Price is paramount in ground services. As a simple rule of thumb, in the current market conditions the lowest price will win the job. That puts enormous pressure on ground handlers to reduce costs in order to win business. Alongside this there is the never-ending push by carriers to increase aircraft utilization rates, usually by shortening turnaround times.
It is a potentially precarious combination — doing things faster and cheaper — which piles huge responsibility on the flight dispatcher. Dispatchers basically drive the turnaround. They are responsible for safe and timely operations, working with the captain of a flight to account for all pertinent information and regulations while ensuring customer convenience is not unduly hindered.
Consider all the constantly changing conditions which could affect a flight — from weather disruptions to a missing passenger. Dispatchers must react safely and efficiently to the flight in hand, simultaneously maintaining unblinking vigilance on all the other flights under their control.
It has always been a crucial role, requiring significant experience to fill. But the modern operational environment, from the application of new technologies to the constant pressure on time and costs, has the potential to impact the job of being a dispatcher. A significant change in ground processes could be in the offing.
The best of both worlds
Time is money. And money is money too — and airlines want to save both. Captain Tipparat Pakpoomsin, assistant flight dispatch manager, Bangkok Airways, insists the dispatcher role isn’t yet about enduring unnecessary pressure. He does accept, however, that while training always complies with all safety and regulatory measures, perhaps more can be done to support the dispatcher function. “Technology can help us to get more data and assistance, but we have to pay more for that,” he says.
Flight planning software is one example.
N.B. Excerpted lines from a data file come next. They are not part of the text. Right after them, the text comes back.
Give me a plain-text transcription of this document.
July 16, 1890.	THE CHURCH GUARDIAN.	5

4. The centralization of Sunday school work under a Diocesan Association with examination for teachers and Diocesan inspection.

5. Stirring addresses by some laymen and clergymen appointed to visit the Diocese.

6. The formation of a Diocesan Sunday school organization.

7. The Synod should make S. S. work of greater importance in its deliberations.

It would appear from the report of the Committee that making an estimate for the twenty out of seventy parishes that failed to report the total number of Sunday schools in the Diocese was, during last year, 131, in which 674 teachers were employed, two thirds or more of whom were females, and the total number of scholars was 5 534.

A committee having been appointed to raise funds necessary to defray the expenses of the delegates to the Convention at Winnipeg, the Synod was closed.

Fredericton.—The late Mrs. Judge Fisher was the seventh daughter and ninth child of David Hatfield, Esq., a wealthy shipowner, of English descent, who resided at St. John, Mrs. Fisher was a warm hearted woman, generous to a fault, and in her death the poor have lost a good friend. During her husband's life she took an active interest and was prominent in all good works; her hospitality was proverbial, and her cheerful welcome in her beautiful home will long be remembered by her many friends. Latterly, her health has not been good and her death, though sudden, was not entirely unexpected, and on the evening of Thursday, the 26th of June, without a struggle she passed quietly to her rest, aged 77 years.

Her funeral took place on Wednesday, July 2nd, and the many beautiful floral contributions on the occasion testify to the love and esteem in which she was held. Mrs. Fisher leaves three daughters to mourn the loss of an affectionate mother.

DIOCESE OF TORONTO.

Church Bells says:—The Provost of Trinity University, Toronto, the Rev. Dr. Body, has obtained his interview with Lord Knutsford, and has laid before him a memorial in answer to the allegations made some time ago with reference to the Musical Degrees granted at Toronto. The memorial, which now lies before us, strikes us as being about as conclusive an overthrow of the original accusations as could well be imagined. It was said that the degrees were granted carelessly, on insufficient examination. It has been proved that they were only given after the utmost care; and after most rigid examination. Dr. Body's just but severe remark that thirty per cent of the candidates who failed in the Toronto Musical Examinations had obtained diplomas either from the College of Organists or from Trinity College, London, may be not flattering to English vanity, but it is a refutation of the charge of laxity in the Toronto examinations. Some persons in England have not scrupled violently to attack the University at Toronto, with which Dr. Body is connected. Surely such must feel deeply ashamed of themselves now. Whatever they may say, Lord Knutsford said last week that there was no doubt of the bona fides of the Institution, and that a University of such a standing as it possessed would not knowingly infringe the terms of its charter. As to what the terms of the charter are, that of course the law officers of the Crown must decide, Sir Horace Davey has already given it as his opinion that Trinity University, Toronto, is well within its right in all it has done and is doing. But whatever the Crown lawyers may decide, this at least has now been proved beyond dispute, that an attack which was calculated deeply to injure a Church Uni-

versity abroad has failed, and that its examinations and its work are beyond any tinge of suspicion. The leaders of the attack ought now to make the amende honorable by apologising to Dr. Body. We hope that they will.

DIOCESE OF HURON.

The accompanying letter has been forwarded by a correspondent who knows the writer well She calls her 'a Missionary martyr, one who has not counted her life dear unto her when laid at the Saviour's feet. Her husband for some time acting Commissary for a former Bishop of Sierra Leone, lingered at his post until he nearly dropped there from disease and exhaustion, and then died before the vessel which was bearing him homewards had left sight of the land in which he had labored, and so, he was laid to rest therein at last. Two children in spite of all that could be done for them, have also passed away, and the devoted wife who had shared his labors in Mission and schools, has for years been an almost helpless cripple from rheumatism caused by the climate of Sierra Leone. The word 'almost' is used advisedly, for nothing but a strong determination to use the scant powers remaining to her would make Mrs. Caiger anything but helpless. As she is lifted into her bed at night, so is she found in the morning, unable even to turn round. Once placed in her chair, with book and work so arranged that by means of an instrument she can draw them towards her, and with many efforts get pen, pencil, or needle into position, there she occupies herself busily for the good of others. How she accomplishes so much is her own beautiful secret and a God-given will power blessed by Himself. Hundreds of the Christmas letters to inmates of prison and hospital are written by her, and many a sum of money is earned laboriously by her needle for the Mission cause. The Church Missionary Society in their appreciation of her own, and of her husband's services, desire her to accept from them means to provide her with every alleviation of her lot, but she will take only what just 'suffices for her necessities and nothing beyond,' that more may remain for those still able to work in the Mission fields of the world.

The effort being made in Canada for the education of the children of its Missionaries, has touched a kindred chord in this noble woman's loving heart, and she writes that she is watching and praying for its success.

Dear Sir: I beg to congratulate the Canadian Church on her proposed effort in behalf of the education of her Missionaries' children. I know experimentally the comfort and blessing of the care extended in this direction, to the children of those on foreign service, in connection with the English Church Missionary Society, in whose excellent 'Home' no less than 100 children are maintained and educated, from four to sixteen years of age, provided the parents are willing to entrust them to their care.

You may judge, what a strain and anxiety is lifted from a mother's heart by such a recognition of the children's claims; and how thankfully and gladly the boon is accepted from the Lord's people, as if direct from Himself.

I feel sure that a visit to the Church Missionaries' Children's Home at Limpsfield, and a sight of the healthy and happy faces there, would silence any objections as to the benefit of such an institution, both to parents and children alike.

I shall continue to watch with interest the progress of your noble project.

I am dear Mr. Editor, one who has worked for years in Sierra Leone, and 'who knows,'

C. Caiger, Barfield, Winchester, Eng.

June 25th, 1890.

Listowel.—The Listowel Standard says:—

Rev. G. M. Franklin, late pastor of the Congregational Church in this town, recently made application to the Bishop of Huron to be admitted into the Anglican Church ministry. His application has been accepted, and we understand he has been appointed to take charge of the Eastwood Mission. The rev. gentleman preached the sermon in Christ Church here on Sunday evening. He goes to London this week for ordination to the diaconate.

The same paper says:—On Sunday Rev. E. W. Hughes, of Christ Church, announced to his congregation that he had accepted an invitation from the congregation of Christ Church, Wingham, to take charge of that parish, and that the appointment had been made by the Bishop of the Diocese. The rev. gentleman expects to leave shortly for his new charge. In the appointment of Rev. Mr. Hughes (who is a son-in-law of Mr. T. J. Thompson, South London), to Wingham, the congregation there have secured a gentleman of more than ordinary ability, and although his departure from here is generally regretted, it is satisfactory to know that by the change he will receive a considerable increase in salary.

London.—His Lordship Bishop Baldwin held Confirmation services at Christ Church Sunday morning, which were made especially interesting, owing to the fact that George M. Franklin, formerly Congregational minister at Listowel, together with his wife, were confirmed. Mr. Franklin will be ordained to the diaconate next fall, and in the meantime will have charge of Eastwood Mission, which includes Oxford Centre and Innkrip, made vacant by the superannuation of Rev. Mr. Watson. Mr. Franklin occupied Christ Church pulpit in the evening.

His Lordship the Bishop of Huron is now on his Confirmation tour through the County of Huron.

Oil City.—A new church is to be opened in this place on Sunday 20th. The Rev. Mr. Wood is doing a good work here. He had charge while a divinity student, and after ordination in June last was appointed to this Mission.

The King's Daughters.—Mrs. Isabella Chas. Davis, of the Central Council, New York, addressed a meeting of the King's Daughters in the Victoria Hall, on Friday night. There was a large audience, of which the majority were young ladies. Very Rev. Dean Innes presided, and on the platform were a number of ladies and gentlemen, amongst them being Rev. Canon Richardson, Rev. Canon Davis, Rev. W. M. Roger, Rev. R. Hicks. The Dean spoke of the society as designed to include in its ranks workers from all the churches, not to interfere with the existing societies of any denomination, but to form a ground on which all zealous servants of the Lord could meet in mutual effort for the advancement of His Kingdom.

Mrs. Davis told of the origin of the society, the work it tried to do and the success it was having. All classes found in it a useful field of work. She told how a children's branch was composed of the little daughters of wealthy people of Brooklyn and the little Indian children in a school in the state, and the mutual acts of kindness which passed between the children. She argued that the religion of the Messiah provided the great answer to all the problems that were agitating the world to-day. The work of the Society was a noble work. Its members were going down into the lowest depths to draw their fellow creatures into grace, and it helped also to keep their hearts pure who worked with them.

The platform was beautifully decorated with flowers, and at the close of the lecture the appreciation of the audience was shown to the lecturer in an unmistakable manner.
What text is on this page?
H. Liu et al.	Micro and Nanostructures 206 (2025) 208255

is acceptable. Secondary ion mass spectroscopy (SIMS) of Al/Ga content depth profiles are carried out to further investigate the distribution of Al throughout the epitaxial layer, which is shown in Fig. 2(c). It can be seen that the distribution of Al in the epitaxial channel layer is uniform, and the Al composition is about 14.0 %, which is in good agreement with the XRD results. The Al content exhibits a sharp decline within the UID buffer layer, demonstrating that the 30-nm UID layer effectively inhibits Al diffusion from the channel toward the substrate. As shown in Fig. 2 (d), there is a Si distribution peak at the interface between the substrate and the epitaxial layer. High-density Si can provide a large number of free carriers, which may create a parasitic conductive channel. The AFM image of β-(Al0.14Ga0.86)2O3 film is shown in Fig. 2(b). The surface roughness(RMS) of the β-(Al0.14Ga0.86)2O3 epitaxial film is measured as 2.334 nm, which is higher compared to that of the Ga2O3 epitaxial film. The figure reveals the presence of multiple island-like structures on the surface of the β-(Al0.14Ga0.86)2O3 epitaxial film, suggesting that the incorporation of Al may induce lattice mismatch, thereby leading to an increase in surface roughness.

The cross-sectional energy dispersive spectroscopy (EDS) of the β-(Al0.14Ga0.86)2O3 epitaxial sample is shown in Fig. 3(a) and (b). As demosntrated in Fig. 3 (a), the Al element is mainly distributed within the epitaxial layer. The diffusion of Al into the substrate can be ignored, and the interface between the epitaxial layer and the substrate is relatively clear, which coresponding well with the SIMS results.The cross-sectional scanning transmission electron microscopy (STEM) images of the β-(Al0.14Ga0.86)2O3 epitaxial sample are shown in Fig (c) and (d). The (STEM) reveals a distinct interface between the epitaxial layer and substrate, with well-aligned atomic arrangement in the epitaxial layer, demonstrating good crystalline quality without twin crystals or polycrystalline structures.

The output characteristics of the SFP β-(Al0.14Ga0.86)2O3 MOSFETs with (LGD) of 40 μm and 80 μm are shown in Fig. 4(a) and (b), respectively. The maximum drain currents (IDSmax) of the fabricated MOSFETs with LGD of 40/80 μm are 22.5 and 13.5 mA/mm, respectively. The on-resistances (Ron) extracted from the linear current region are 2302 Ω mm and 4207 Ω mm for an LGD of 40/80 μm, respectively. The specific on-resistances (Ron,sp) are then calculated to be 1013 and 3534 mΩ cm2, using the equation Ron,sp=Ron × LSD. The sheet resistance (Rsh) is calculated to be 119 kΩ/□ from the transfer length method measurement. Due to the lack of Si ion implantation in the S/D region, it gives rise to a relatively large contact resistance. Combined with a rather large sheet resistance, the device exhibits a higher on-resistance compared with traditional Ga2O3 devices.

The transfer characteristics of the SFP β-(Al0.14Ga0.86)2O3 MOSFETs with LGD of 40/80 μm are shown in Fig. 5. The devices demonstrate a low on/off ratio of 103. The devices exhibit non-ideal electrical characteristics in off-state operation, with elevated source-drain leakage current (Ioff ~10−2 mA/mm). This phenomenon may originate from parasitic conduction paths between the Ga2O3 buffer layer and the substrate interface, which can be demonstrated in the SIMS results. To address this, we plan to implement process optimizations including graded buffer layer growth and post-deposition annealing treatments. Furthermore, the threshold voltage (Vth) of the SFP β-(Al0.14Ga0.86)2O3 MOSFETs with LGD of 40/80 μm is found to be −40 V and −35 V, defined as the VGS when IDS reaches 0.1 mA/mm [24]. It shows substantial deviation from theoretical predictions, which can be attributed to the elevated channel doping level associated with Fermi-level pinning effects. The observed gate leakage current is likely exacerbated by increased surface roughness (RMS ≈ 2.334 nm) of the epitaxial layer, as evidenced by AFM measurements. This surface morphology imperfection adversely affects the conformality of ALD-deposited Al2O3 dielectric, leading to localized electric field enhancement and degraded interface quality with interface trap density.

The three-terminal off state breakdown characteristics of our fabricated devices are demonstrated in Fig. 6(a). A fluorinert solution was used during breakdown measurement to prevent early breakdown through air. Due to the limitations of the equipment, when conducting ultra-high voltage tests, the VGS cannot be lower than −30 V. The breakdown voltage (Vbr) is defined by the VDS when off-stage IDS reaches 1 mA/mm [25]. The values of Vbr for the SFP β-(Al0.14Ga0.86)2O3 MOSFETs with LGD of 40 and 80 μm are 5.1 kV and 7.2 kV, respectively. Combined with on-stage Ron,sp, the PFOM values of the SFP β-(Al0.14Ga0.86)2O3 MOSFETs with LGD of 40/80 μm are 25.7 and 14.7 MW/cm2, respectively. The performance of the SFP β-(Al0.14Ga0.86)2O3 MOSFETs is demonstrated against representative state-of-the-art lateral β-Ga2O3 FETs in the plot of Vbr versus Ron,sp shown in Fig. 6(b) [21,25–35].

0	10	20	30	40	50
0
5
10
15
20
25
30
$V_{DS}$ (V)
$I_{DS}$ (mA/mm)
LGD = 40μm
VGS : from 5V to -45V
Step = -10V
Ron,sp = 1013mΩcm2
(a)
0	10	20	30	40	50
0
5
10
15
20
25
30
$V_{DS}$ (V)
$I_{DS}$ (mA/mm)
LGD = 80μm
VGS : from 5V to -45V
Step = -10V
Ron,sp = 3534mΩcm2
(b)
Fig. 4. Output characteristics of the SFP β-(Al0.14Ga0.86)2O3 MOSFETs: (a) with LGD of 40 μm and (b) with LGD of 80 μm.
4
With dispatchers responsible for monitoring weather conditions, modern programs capable of complex calculations offer invaluable assistance. Much can be done at the touch of a button, although human observation and input remain critical.
Captain Fareh Ishraf Mazputra, director of flight operations, AirAsia, agrees that technology is making a difference. “The Aircraft Communications Addressing and Reporting System (ACARS) or any other flight following or communication technology assists the dispatchers tremendously in providing them with dynamic timings and position, enabling dispatchers to provide relevant information if required,” he says.
But the technology is proving a double-edged sword. As in many other aspects of life, it has been accused of making “common sense” flexibility redundant. ACARS basically allows for the transmission of relatively short and simple messages between aircraft and ground operations. This could be interpreted as cutting out the dispatcher to a degree, automating part of a process that has long been boosted by personal relationships. ACARS can’t request a gate agent to double-check all the boarding cards when they don’t tally, for example, nor can it ensure the right holds are used for baggage. And pilots have wryly noted they can’t just call ACARS up to the flight deck when they need something.
ACARS also records precisely when the aircraft doors are shut and this has led to claims of an industry blame game developing. All parties try to pass the buck when there are delays. For the ground handler, of course, the delay could mean a financial penalty.
It’s a scenario that is likely to spread, with ACARS due to be superseded by the Aeronautical Telecommunications Network (ATN) protocol for Air Traffic Control communications and by the Internet Protocol for airline communications.